Totally Worth It!

January 19, 2012

Hey, here’s an awesome idea: spend $500,000 per day to rescue fishermen from another country because they shouldn’t have to bear the consequences of their choices.

The US Navy announced it led a rescue operation to assist the crew of an Iranian fishing vessel in distress in the Gulf of Oman, the third in 10 days in an area marked by tension between Washington and Tehran.

A Seahawk helicopter from the guided missile destroyer USS Dewey spotted an Iranian fishing boat sinking early Wednesday while two other vessels tried to tow it to safety, according to a Navy press release.

I fail to see why this can be considered good in any sense.

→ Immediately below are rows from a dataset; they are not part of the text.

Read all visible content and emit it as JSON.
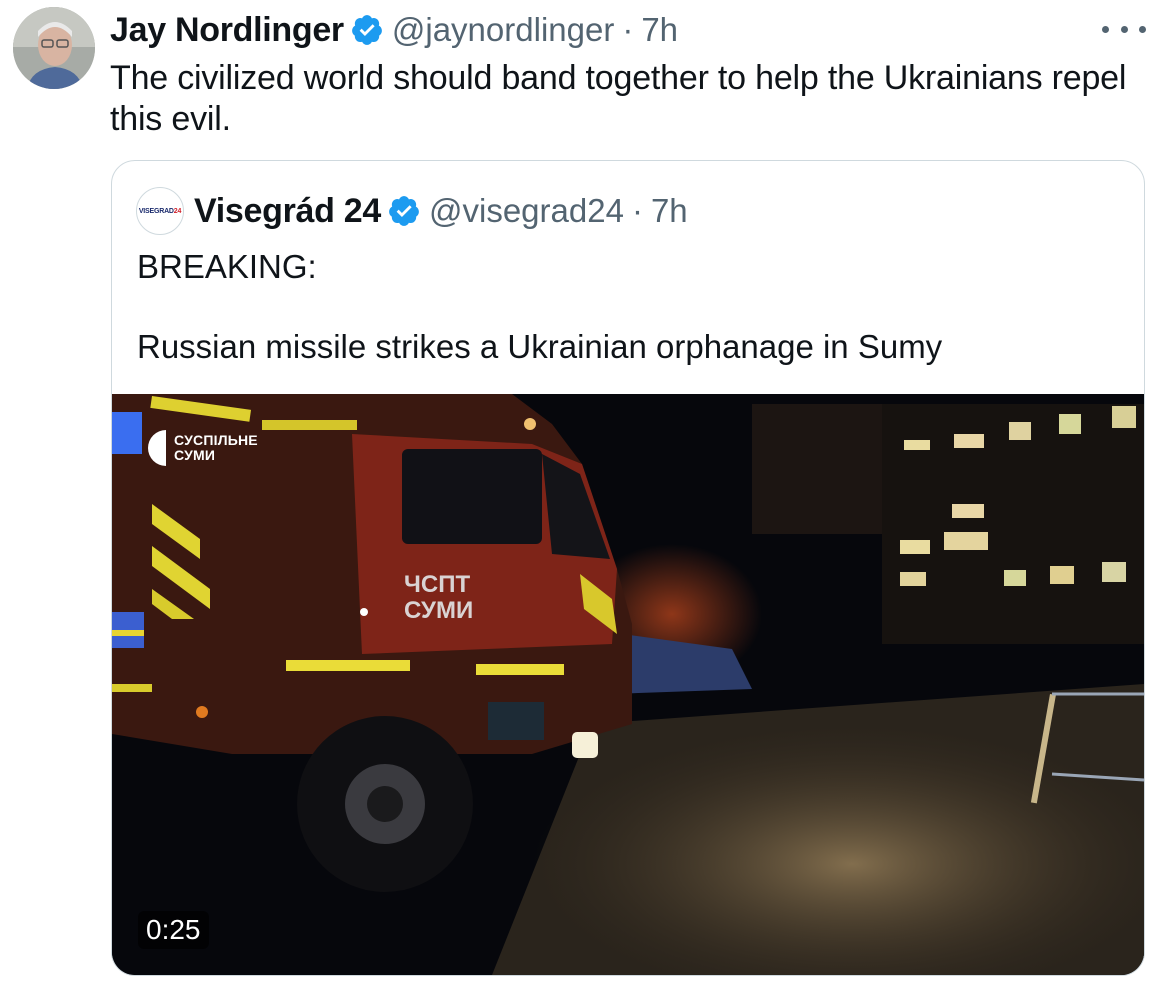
{
  "tweet": {
    "display_name": "Jay Nordlinger",
    "handle": "@jaynordlinger",
    "separator": "·",
    "time": "7h",
    "text": "The civilized world should band together to help the Ukrainians repel this evil.",
    "more_icon": "more-horizontal-icon",
    "verified_icon": "verified-badge-icon"
  },
  "quoted_tweet": {
    "display_name": "Visegrád 24",
    "handle": "@visegrad24",
    "separator": "·",
    "time": "7h",
    "avatar_logo_text": "VISEGRAD",
    "avatar_logo_number": "24",
    "text_line1": "BREAKING:",
    "text_line2": "Russian missile strikes a Ukrainian orphanage in Sumy",
    "video": {
      "watermark_line1": "СУСПІЛЬНЕ",
      "watermark_line2": "СУМИ",
      "truck_label_line1": "ЧСПТ",
      "truck_label_line2": "СУМИ",
      "duration": "0:25"
    }
  },
  "colors": {
    "text_primary": "#0f1419",
    "text_secondary": "#536471",
    "verified_blue": "#1d9bf0",
    "border": "#cfd9de"
  }
}
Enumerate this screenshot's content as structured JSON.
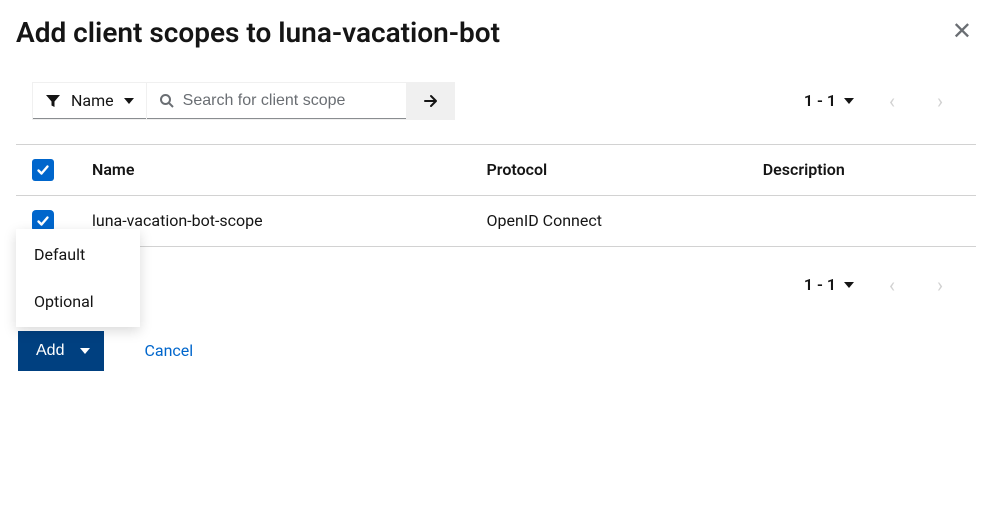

Why are Americans paying half a million dollars per day to maintain a warship in the Strait of Hormuz?  There is no reason for the Pentagon to be ordering anything to be done in a place where Iran specifically warned to NOT go.  Given the tensions rising, there seems no good diplomatic reason to send a large warship anywhere near Iran, unless they plan on escalating to a war.  Maybe Iran doesn’t take to kindly to other nations deliberately trying to sabotage its economy.

And why is it considered a good thing that Americans are saving the lives of these fishermen?  I’m guessing that the Americans had to save their lives because Iranian ships don’t plan on getting too close to the American warships.  In other words, it would be possible for other people from other nations to save the fishermen if the Americans weren’t around.  Thus what is a “news story” would be a non-story if the U.S. navy happened to be farther away (maybe porting in San Diego?).  Crafting a story where the U.S. military is portrayed as the “good guys” isn’t gonna fly with people who think about the situation.

People are responsible for their own actions and the risks they decide to take.  Sailors can die at sea in storms; that’s a risk sailors take.  Sometimes, through negligence or whatever, sailors have boats that screw up; that’s all part of the risks that sailors understand going into it.  Maybe they thought, or were even promised, to receive help from the Iranian coast guard if they ever were in distress.  But they still need to calculate the risk when the chances of receiving help are diminished because of actions taken by the U.S. navy which are perceived as hostile by the Iranian government.  The Iranian coast guard is significantly less likely to make a trip close to American warships because fishermen are experiencing issues.  That’s something to think about before going on a boat trip.

It is not the job of the U.S. government to white knight across the world.  You may find, too, that the good done is far surpassed by the bad.  But as long as nobody thinks about the bad, stories like this skew our understanding of the world.